Anusha Murthy, Elizabeth Yorke and Vinesh Johny from Bengaluru were named in the category of “Empowering Educators” on the “50 Next: Class of 2022” list released recently.
The list recognizes the people shaping the future of fine dining and was first curated by 50 Best, the UK group known for ranking the world’s 50 best restaurants and bars each year.
food for thought
Anusha Murthy, 30, and Elizabeth Yorke, 29, run Edible Issues. It’s a collective for fostering conversations around the Indian food system through an online newsletter, meetups, workshops, and even kitchens, zines, and playlists.
“The food we eat today is mostly standardized and far from the biodiverse food culture we have. Take bananas, for example. Robusta is the most commonly eaten variety, but it is now on the verge of disappear,” Anusha illustrates why we need to talk about dietary diversity.
Or this: “During a meeting, we reverse-engineered a common cloud kitchen menu on a food delivery app only to find that 14 vegetables contributed to 80 dishes!”
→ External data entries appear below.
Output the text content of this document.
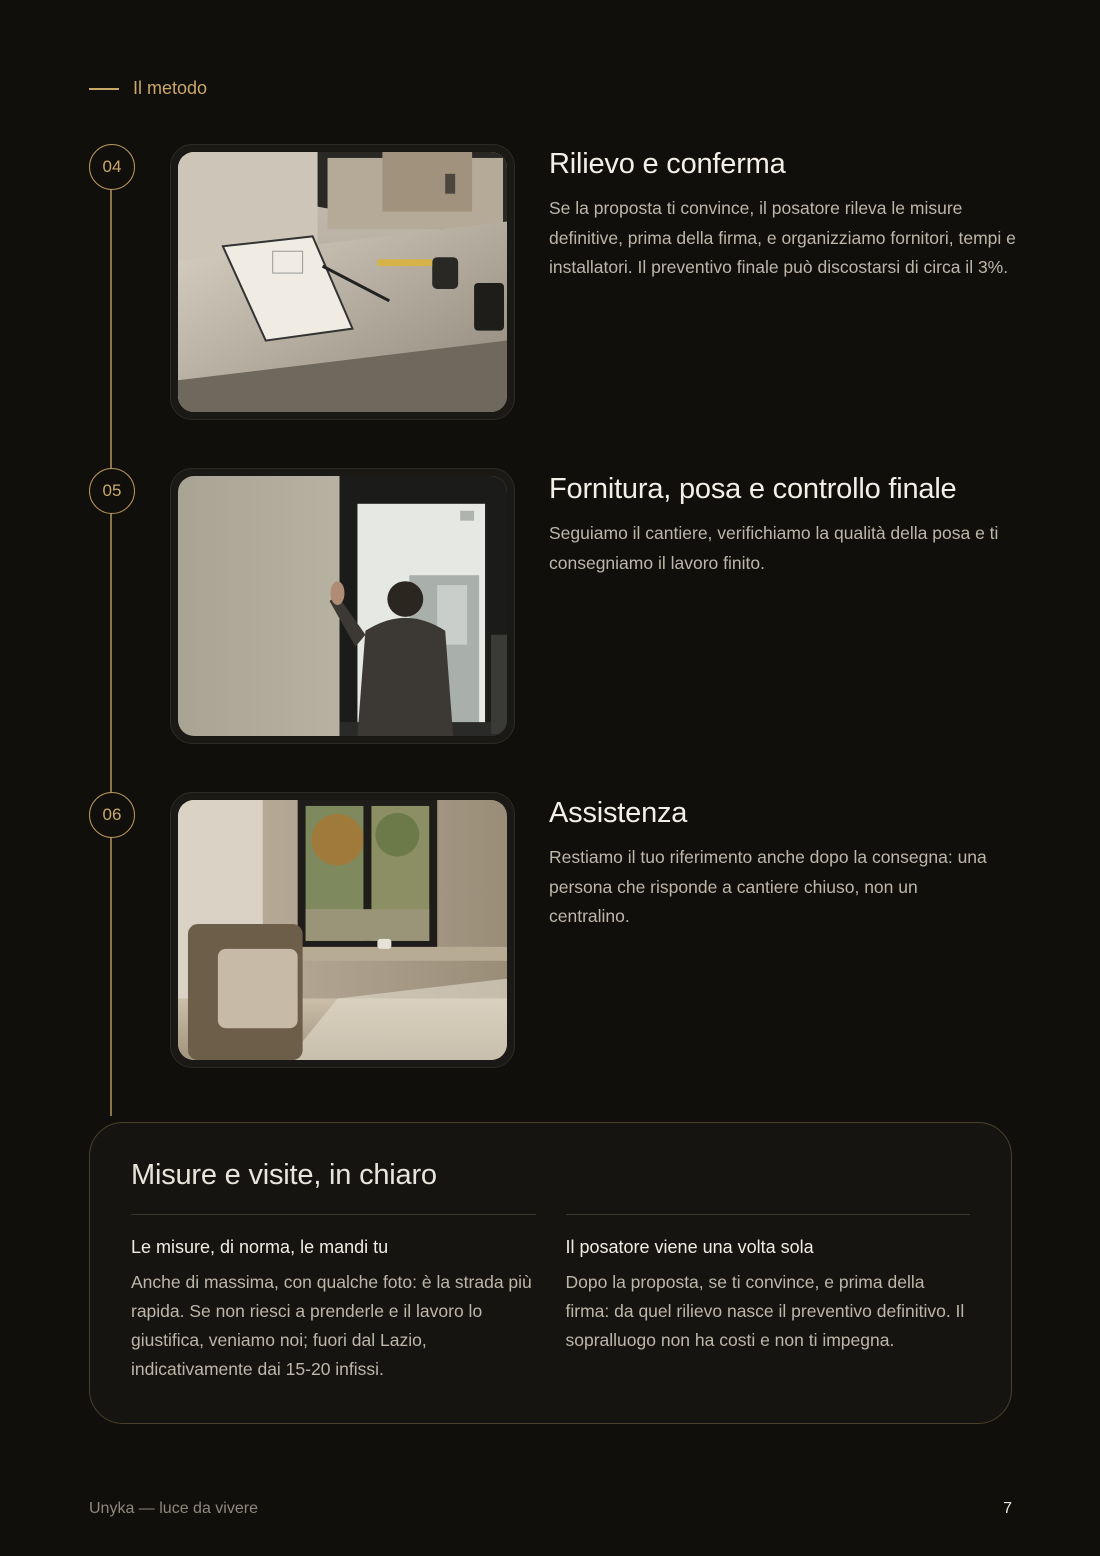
Il metodo
04	Rilievo e conferma

Se la proposta ti convince, il posatore rileva le misure definitive, prima della firma, e organizziamo fornitori, tempi e installatori. Il preventivo finale può discostarsi di circa il 3%.

05	Fornitura, posa e controllo finale

Seguiamo il cantiere, verifichiamo la qualità della posa e ti consegniamo il lavoro finito.

06	Assistenza

Restiamo il tuo riferimento anche dopo la consegna: una persona che risponde a cantiere chiuso, non un centralino.

Misure e visite, in chiaro
Le misure, di norma, le mandi tu

Anche di massima, con qualche foto: è la strada più rapida. Se non riesci a prenderle e il lavoro lo giustifica, veniamo noi; fuori dal Lazio, indicativamente dai 15-20 infissi.

Il posatore viene una volta sola

Dopo la proposta, se ti convince, e prima della firma: da quel rilievo nasce il preventivo definitivo. Il sopralluogo non ha costi e non ti impegna.

Unyka — luce da vivere	7
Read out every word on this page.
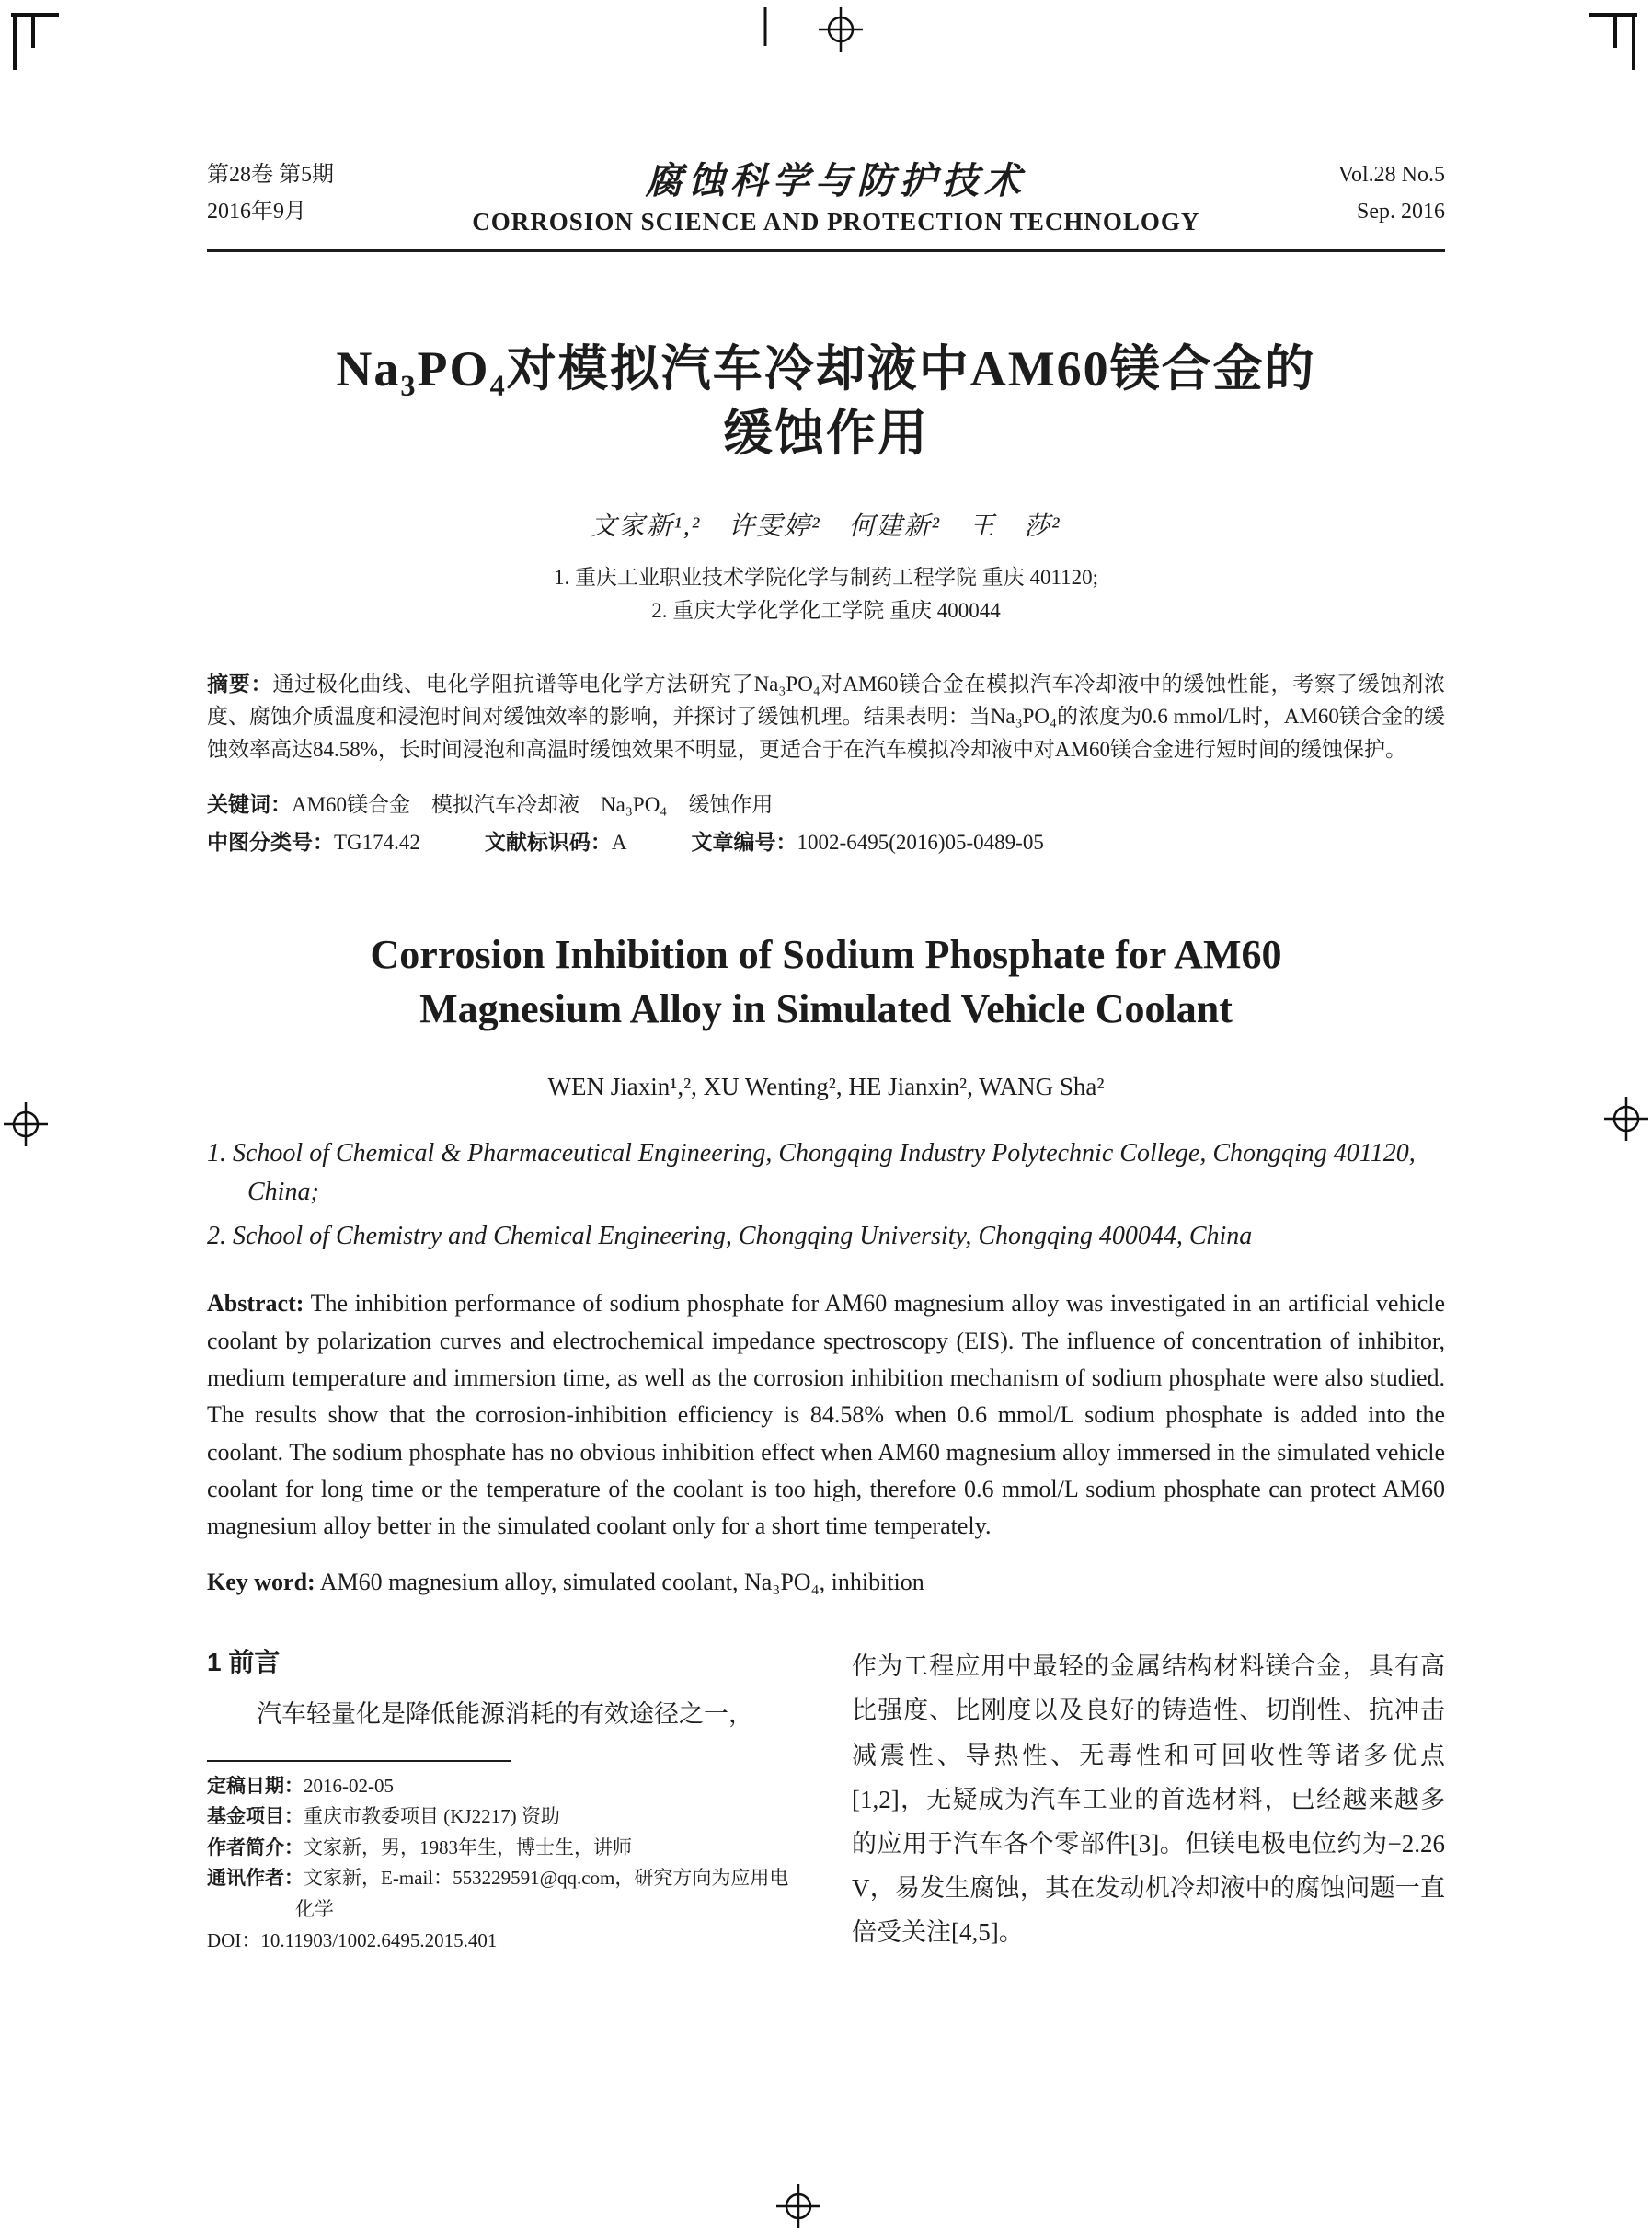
第28卷 第5期
2016年9月
腐蚀科学与防护技术
CORROSION SCIENCE AND PROTECTION TECHNOLOGY
Vol.28 No.5
Sep. 2016
Na₃PO₄对模拟汽车冷却液中AM60镁合金的
缓蚀作用
文家新¹,²　许雯婷²　何建新²　王　莎²
1. 重庆工业职业技术学院化学与制药工程学院 重庆 401120;
2. 重庆大学化学化工学院 重庆 400044

摘要：通过极化曲线、电化学阻抗谱等电化学方法研究了Na₃PO₄对AM60镁合金在模拟汽车冷却液中的缓蚀性能，考察了缓蚀剂浓度、腐蚀介质温度和浸泡时间对缓蚀效率的影响，并探讨了缓蚀机理。结果表明：当Na₃PO₄的浓度为0.6 mmol/L时，AM60镁合金的缓蚀效率高达84.58%，长时间浸泡和高温时缓蚀效果不明显，更适合于在汽车模拟冷却液中对AM60镁合金进行短时间的缓蚀保护。

关键词：AM60镁合金　模拟汽车冷却液　Na₃PO₄　缓蚀作用
中图分类号：TG174.42	文献标识码：A	文章编号：1002-6495(2016)05-0489-05
Corrosion Inhibition of Sodium Phosphate for AM60
Magnesium Alloy in Simulated Vehicle Coolant
WEN Jiaxin¹,², XU Wenting², HE Jianxin², WANG Sha²

1. School of Chemical & Pharmaceutical Engineering, Chongqing Industry Polytechnic College, Chongqing 401120, China;

2. School of Chemistry and Chemical Engineering, Chongqing University, Chongqing 400044, China

Abstract: The inhibition performance of sodium phosphate for AM60 magnesium alloy was investigated in an artificial vehicle coolant by polarization curves and electrochemical impedance spectroscopy (EIS). The influence of concentration of inhibitor, medium temperature and immersion time, as well as the corrosion inhibition mechanism of sodium phosphate were also studied. The results show that the corrosion-inhibition efficiency is 84.58% when 0.6 mmol/L sodium phosphate is added into the coolant. The sodium phosphate has no obvious inhibition effect when AM60 magnesium alloy immersed in the simulated vehicle coolant for long time or the temperature of the coolant is too high, therefore 0.6 mmol/L sodium phosphate can protect AM60 magnesium alloy better in the simulated coolant only for a short time temperately.

Key word: AM60 magnesium alloy, simulated coolant, Na₃PO₄, inhibition

1 前言

汽车轻量化是降低能源消耗的有效途径之一，

定稿日期：2016-02-05

基金项目：重庆市教委项目 (KJ2217) 资助

作者简介：文家新，男，1983年生，博士生，讲师

通讯作者：文家新，E-mail：553229591@qq.com，研究方向为应用电化学

DOI：10.11903/1002.6495.2015.401

作为工程应用中最轻的金属结构材料镁合金，具有高比强度、比刚度以及良好的铸造性、切削性、抗冲击减震性、导热性、无毒性和可回收性等诸多优点[1,2]，无疑成为汽车工业的首选材料，已经越来越多的应用于汽车各个零部件[3]。但镁电极电位约为−2.26 V，易发生腐蚀，其在发动机冷却液中的腐蚀问题一直倍受关注[4,5]。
Discussion topics are sometimes focused (such as coffee, edible oils, seaweed and sambar) and sometimes broad (think nutrition, circular economy, caste and food). “We encourage cross-community and cross-industry conversations that can nudge us, the stakeholders, toward more mindful eating behaviors,” she explains.
An underappreciated tool for shaping a sustainable food culture is “building the confidence to cook more at home,” she says.
Anusha is an engineer and Elizabeth a chef. They met in Italy through the Future Food Institute’s food innovation program in 2018 and founded Edible Issues. Today, Anusha is part of a company that builds a food processor. And Elizabeth recycles waste grain from Bengaluru breweries to make flour.
Master the pastry
Vinesh Johny is no stranger to accolades. He is the co-founder and executive pastry chef of the Lavonne Academy of Baking Science & Pastry Arts in Domlur, the first Indian institute specializing in the field. He was on the Forbes ’30 Under 30 Asia’ list in 2016. He was the official mentor for Team India who won our first baking silver medal at World Skills, 2017, and is now their top expert (baking).
Making the World Next 50 list was “surreal” for Vinesh who started a world-class pastry academy in India just 10 years ago so aspirants wouldn’t have to step out. “We had three students in our first group in 2012. Today, 160 students follow our flagship programs each year,” shares the 33-year-old. Big names in the world of pastry such as Nina Tarasova and Frank Haasnoot have given classes there.
He believes that India is on par with its global peers when it comes to the quality of pastry schools, shops, chefs and innovation. “Pastry is a global language. Even if the techniques are European, everyone adds their touch,” he says.
Where are the specialized academies in the era where people learn to cook from vlogs and reels? Vinesh says, “It depends on what you want to achieve. If you want to start a small online business, you can learn a recipe and get good at it. But if you want to get into the industry, you can’t put a single online tutorial on your resume. You need certification and nuance.